There does seem to be some overcrowding as control participants report some work income more often than treated participants.

Code
```{python}
completed = df[df["survey_completed"] == 1].copy()
completed["nonzero_corrected"] = (completed["money_work_p_corrected"] > 0).astype(int)

pct_by_group = (
    completed.groupby(["period", "treated"])["nonzero_corrected"]
    .mean()
    .mul(100)
    .reset_index()
)
pct_by_group["group"] = pct_by_group["treated"].map({1: "Treated", 0: "Control"})

(
    ggplot(pct_by_group, aes(x="factor(period)", y="nonzero_corrected", group = "group", fill="group"))
    + geom_col(width=0.6, position="dodge")
    + scale_y_continuous(limits=(0, 50), labels=lambda l: [f"{v:.0f}%" for v in l])
    + labs(
        x="Survey Period",
        y="% Reporting Non-Zero Corrected Earnings",
    )
    + theme_minimal()
)
```

Code
```{python}
unfixed
```

Caveats

False Negatives

The current heuristic will not detect people who report work income that includes study income alongside other income.

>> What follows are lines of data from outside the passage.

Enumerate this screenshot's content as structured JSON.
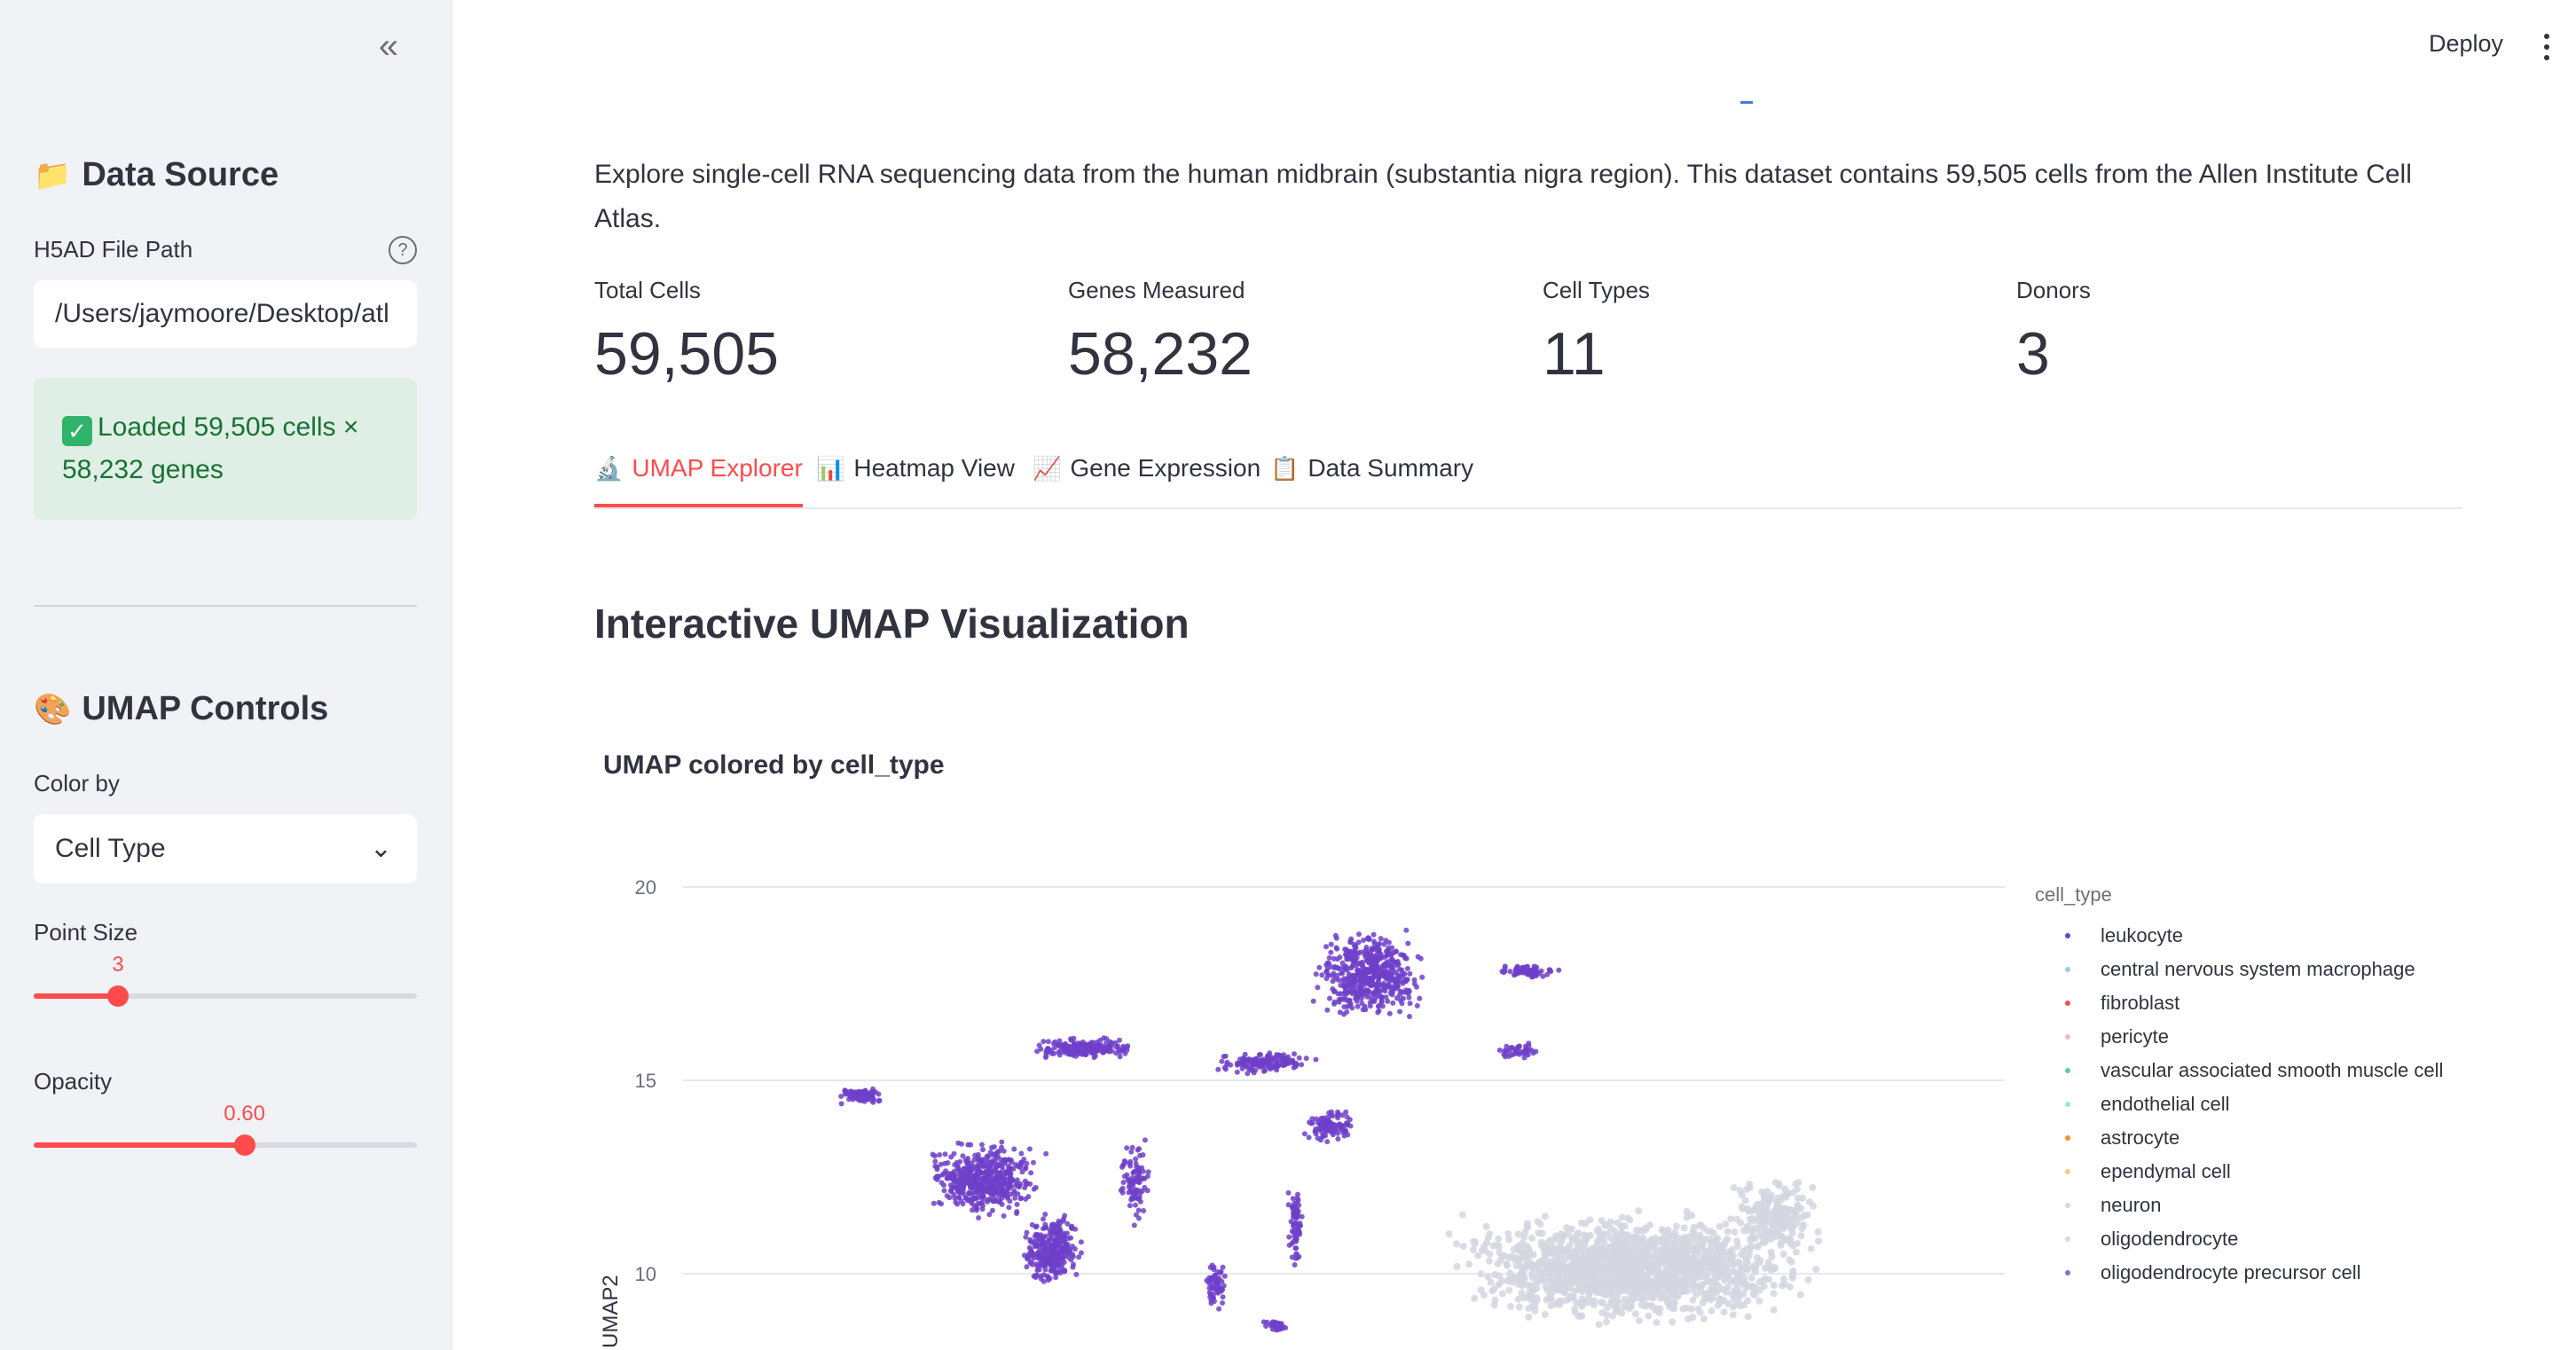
{
  "sidebar": {
    "collapse_label": "«",
    "data_source_heading": "Data Source",
    "data_source_icon": "📁",
    "file_path_label": "H5AD File Path",
    "file_path_value": "/Users/jaymoore/Desktop/atl",
    "help_label": "?",
    "success_message": "Loaded 59,505 cells × 58,232 genes",
    "umap_heading": "UMAP Controls",
    "umap_icon": "🎨",
    "color_by_label": "Color by",
    "color_by_value": "Cell Type",
    "point_size_label": "Point Size",
    "point_size_value": "3",
    "point_size_fraction": 0.22,
    "opacity_label": "Opacity",
    "opacity_value": "0.60",
    "opacity_fraction": 0.55
  },
  "header": {
    "deploy_label": "Deploy"
  },
  "main": {
    "intro": "Explore single-cell RNA sequencing data from the human midbrain (substantia nigra region). This dataset contains 59,505 cells from the Allen Institute Cell Atlas.",
    "metrics": [
      {
        "label": "Total Cells",
        "value": "59,505"
      },
      {
        "label": "Genes Measured",
        "value": "58,232"
      },
      {
        "label": "Cell Types",
        "value": "11"
      },
      {
        "label": "Donors",
        "value": "3"
      }
    ],
    "tabs": [
      {
        "icon": "🔬",
        "label": "UMAP Explorer"
      },
      {
        "icon": "📊",
        "label": "Heatmap View"
      },
      {
        "icon": "📈",
        "label": "Gene Expression"
      },
      {
        "icon": "📋",
        "label": "Data Summary"
      }
    ],
    "section_title": "Interactive UMAP Visualization",
    "chart_title": "UMAP colored by cell_type"
  },
  "chart_data": {
    "type": "scatter",
    "title": "UMAP colored by cell_type",
    "xlabel": "",
    "ylabel": "UMAP2",
    "yticks": [
      "20",
      "15",
      "10"
    ],
    "grid": true,
    "legend_title": "cell_type",
    "legend_position": "right",
    "series": [
      {
        "name": "leukocyte",
        "color": "#6e40c9"
      },
      {
        "name": "central nervous system macrophage",
        "color": "#9ec9e2"
      },
      {
        "name": "fibroblast",
        "color": "#ff4b4b"
      },
      {
        "name": "pericyte",
        "color": "#f2b8c6"
      },
      {
        "name": "vascular associated smooth muscle cell",
        "color": "#5fc6b0"
      },
      {
        "name": "endothelial cell",
        "color": "#a3dfe8"
      },
      {
        "name": "astrocyte",
        "color": "#ff8c2e"
      },
      {
        "name": "ependymal cell",
        "color": "#f5c98a"
      },
      {
        "name": "neuron",
        "color": "#d3d6e0"
      },
      {
        "name": "oligodendrocyte",
        "color": "#e0d0f0"
      },
      {
        "name": "oligodendrocyte precursor cell",
        "color": "#8a6bd1"
      }
    ]
  }
}
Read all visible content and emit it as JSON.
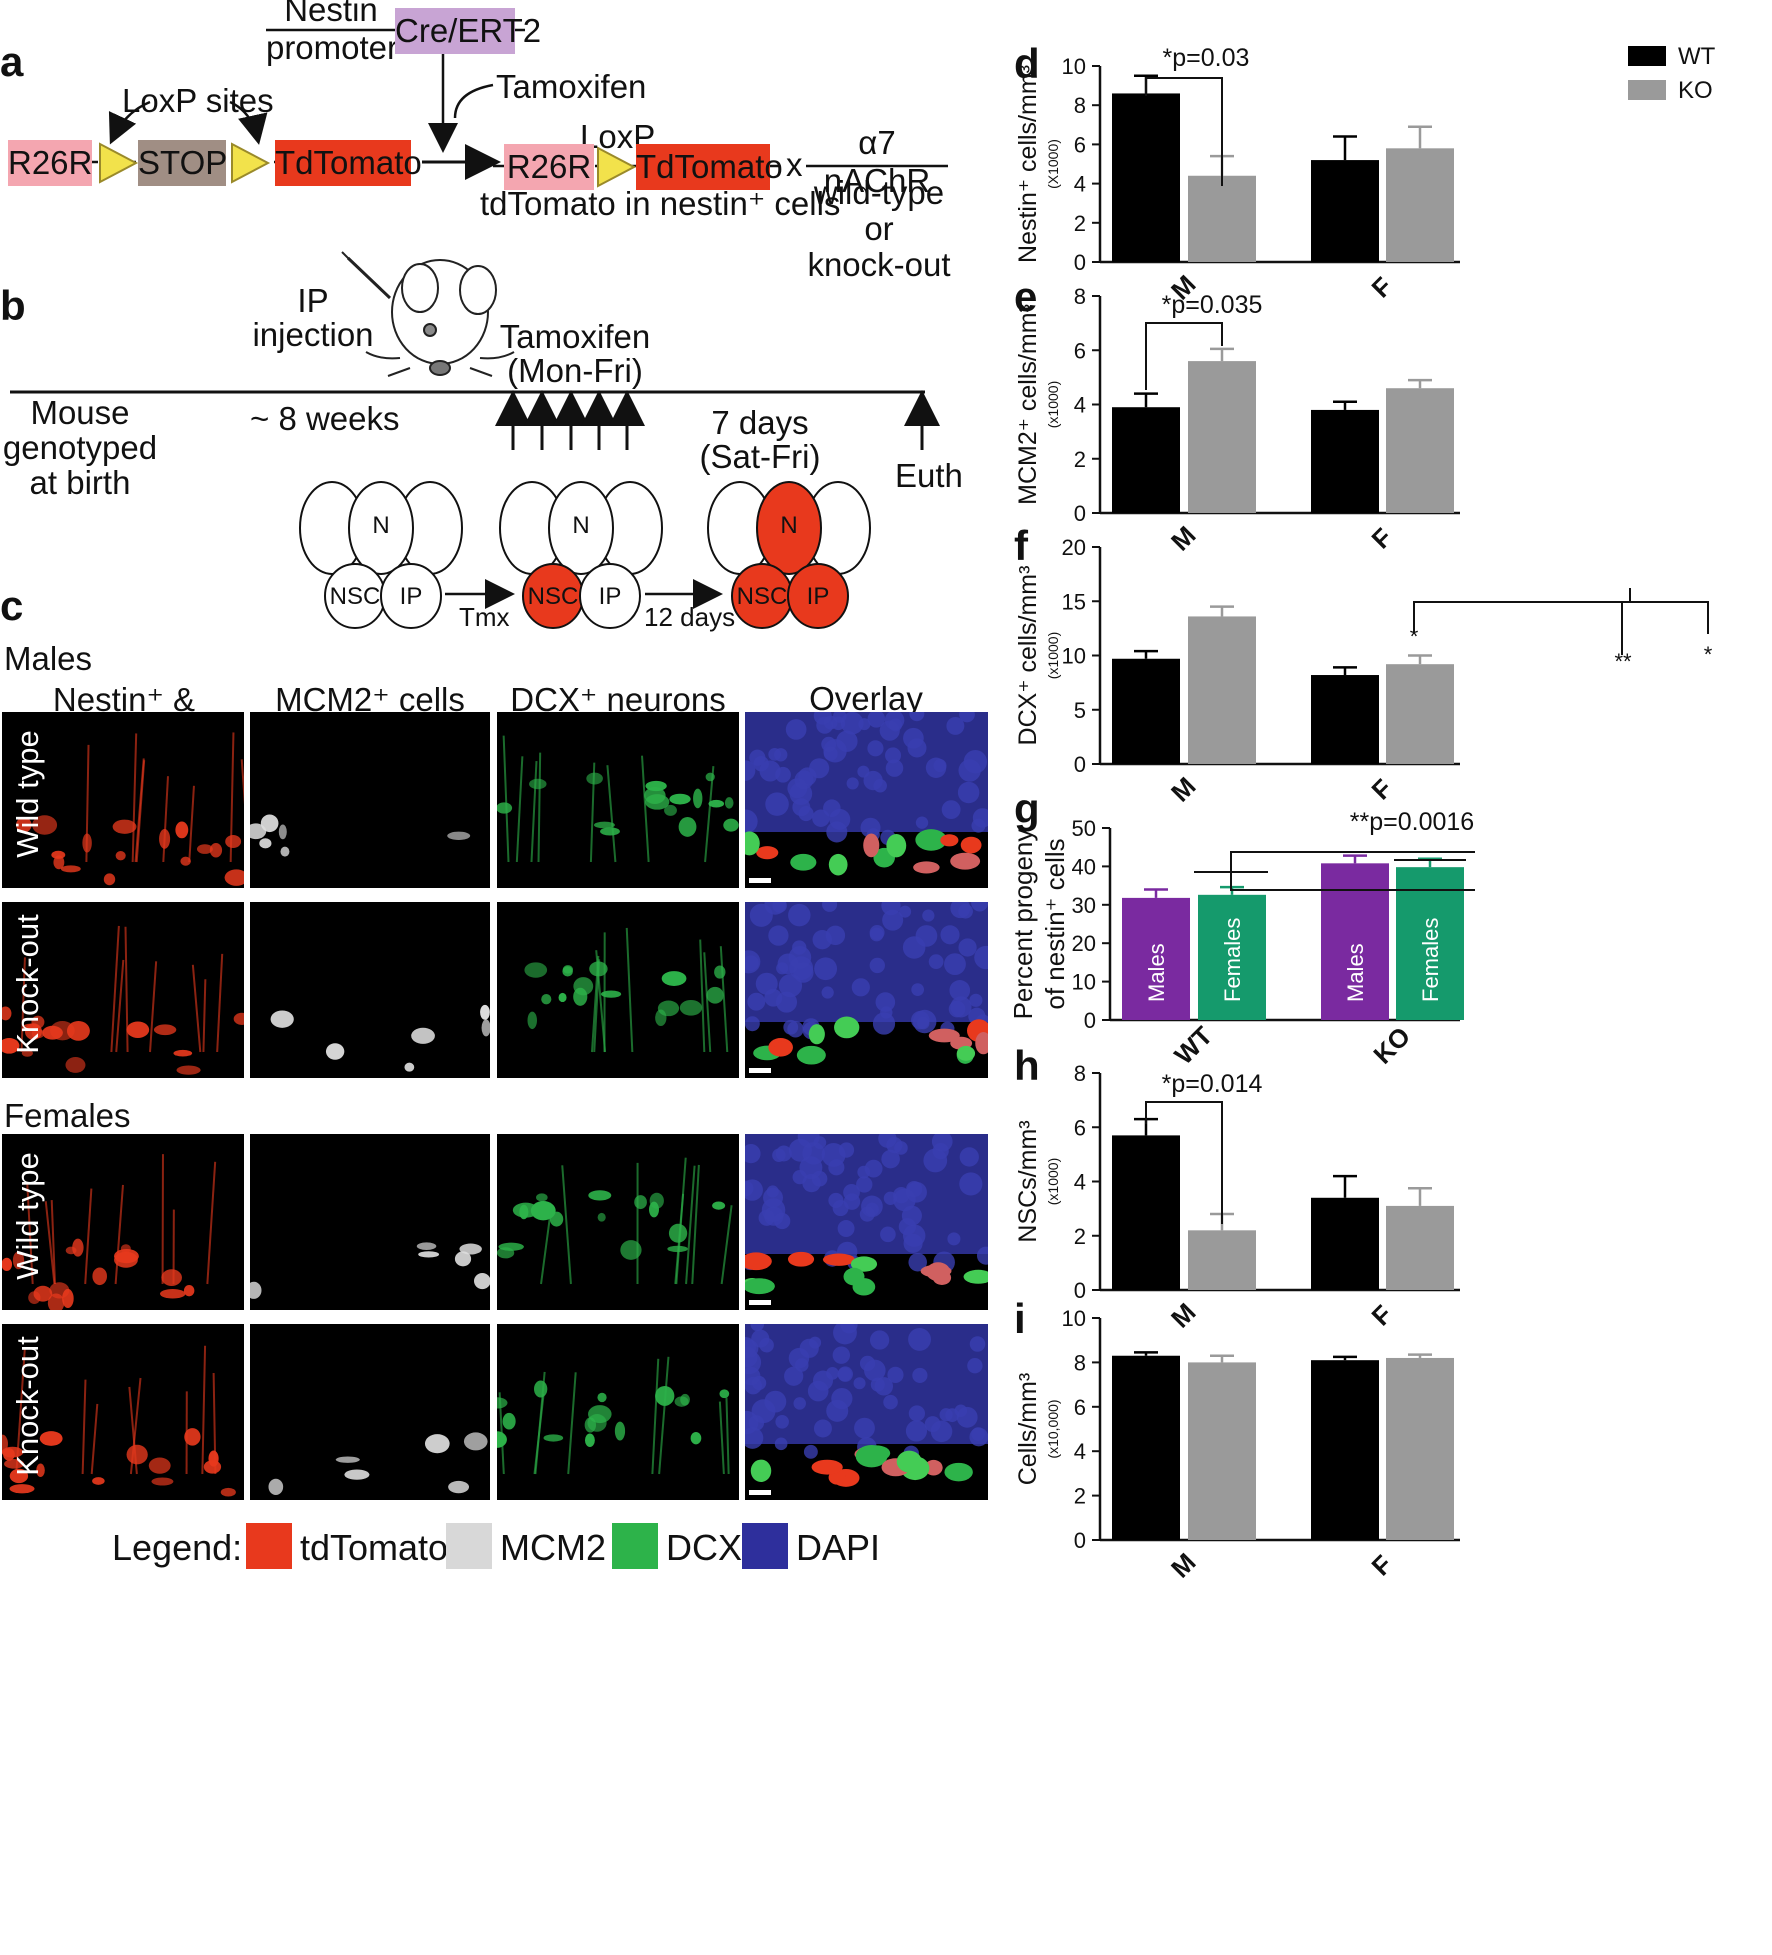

I am not too worried given the reporting pattern similarity compared to the control group and the overall low numbers who report income at all.

Below is a count of households where their reported work income is greater than their self-reported study income (an upper bound on missed double reporting).

Code
```{python}
# Need firststage panel for study income and original money_earn
# The flag file doesn't retain original money_earn_participant
# Use flag_same_income_self == 0 & treatment == 1 as proxy; 
# instead, load the pickup/study income data the .do file uses
# Approximate: rows where flag_same_income_self == 0 but flag_double_report == 0
# A direct upper-bound proxy: treated, not double-reported, work_engaged_p_corrected == 1
# but money_earn_p_corrected > 0 in periods 1-5 (no endline study income question)
partial = df[
    (df["treated"] == 1) &
    (df["flag_double_report"] == 0) &
    (df["money_earn_p_corrected"] > 0) &
    (df["period"].isin([1, 2, 3, 4, 5]))
]

partial_counts = partial["period"].value_counts().sort_index().reset_index()
partial_counts.columns = ["Period", "Freq."]
partial_counts["Period"] = partial_counts["Period"].astype(int)


partial_counts.style.hide(axis="index").set_caption(
    "Treated households with non-zero corrected income not flagged as double-reporters, periods 1–5"
)
```
Table 3: Treated households with non-zero corrected income not flagged as double-reporters, periods 1–5
Period Freq.
1 58
2 65
3 54
4 99
5 79

Endline Double Reporting

We do not ask people at endline to report income from the study — the question appears in the PDF version of the survey but was missed in the programming. However, we do remind people to avoid reporting study income as work income which did solve the problem in periods 4 and 5. There is no reason to assume that it would not have done so at endline as well. Only 23 treated participants report work income that is a multiple of 12 at endline, so double reporting is unlikely.